4. Il résulte de tout ce qui précède que M. A... est fondé à soutenir que c'est à tort que, par le jugement attaqué, le Tribunal administratif de Paris a rejeté sa demande.
Sur les conclusions à fin d'injonction :
5. Le présent arrêt, par lequel la Cour fait droit aux conclusions à fin d'annulation présentées par M. A..., n'implique cependant pas, eu égard au motif d'annulation ci-dessus énoncé, que l'administration prenne une nouvelle décision dans un sens déterminé. Par suite, les conclusions du requérant tendant à ce que lui soit délivré un titre de séjour doivent être rejetées.

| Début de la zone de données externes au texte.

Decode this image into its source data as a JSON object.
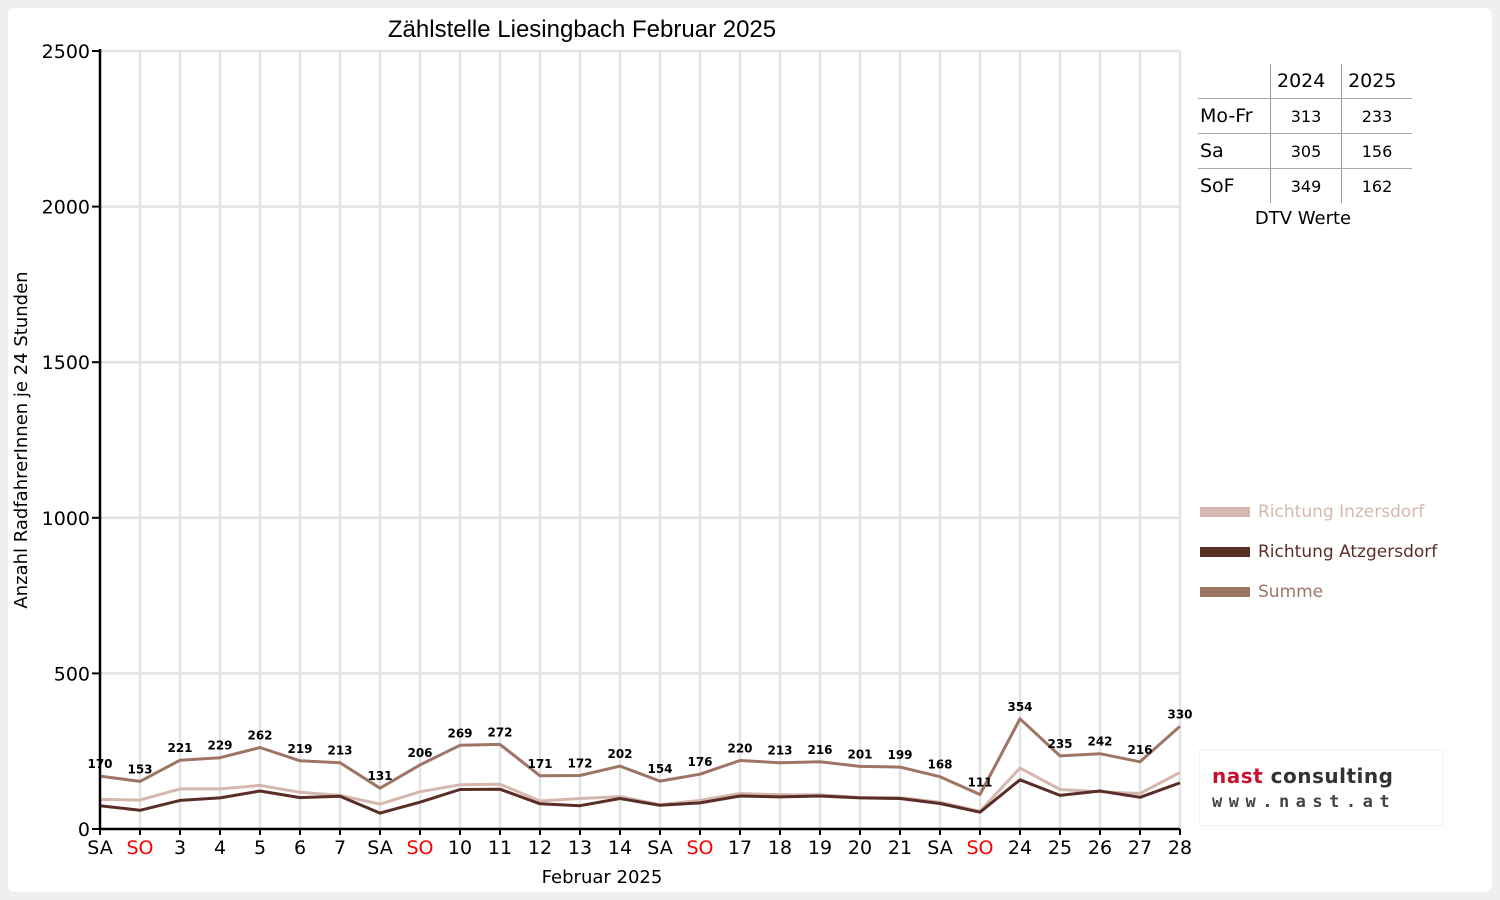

Il y a seulement lieu d'enjoindre au préfet de police de statuer à nouveau sur la situation de l'intéressé dans un délai de deux mois à compter de la notification du présent arrêt et de délivrer à l'intéressé, dans l'attente de ce réexamen, une autorisation provisoire de séjour.
Sur les conclusions présentées sur le fondement de l'article L. 761-1 du code de justice administrative :
6. Il y a lieu, dans les circonstances de l'espèce, de mettre à la charge de l'Etat le versement de la somme de 1 000 euros au titre des frais exposés par M. A... et non compris dans les dépens.
DÉCIDE :
Article 1er : Le jugement n° 1603986/1-1 du 16 septembre 2016 du Tribunal administratif de Paris et l'arrêté en date du 11 février 2016 par lequel le préfet de police a rejeté la demande de titre de séjour présentée par M. A... et lui a fait obligation de quitter le territoire français dans un délai de trente jours en fixant son pays de destination sont annulés.
Article 2 : Il est enjoint au préfet de police de procéder au réexamen de la demande de titre de séjour présentée par M. A... dans un délai de deux mois à compter de la notification du présent arrêt et de lui délivrer, dans l'attente de cette décision, une autorisation provisoire de séjour.
Article 3 : L'Etat versera à M. A... une somme de 1 000 euros au titre de l'article L. 761-1 du code de justice administrative.
Article 4 : Le surplus des conclusions de la requête est rejeté.
Article 5 : Le présent arrêt sera notifié à M. B... A..., au ministre de l'intérieur et au préfet de police.
Délibéré après l'audience du 2 mai 2017, à laquelle siégeaient :
- M. Luben, président,
- Mme Bonneau-Mathelot, premier conseiller,
- Mme Bernard, premier conseiller.
Lu en audience publique, le 15 mai 2017.
Le président rapporteur,
I. LUBENLe premier conseiller le plus ancien,
S. BONNEAU-MATHELOT
Le greffier,
Y. HERBERLa République mande et ordonne au ministre de l'intérieur en ce qui le concerne ou à tous huissiers de justice à ce requis en ce qui concerne les voies de droit commun contre les parties privées, de pourvoir à l'exécution de la présente décision.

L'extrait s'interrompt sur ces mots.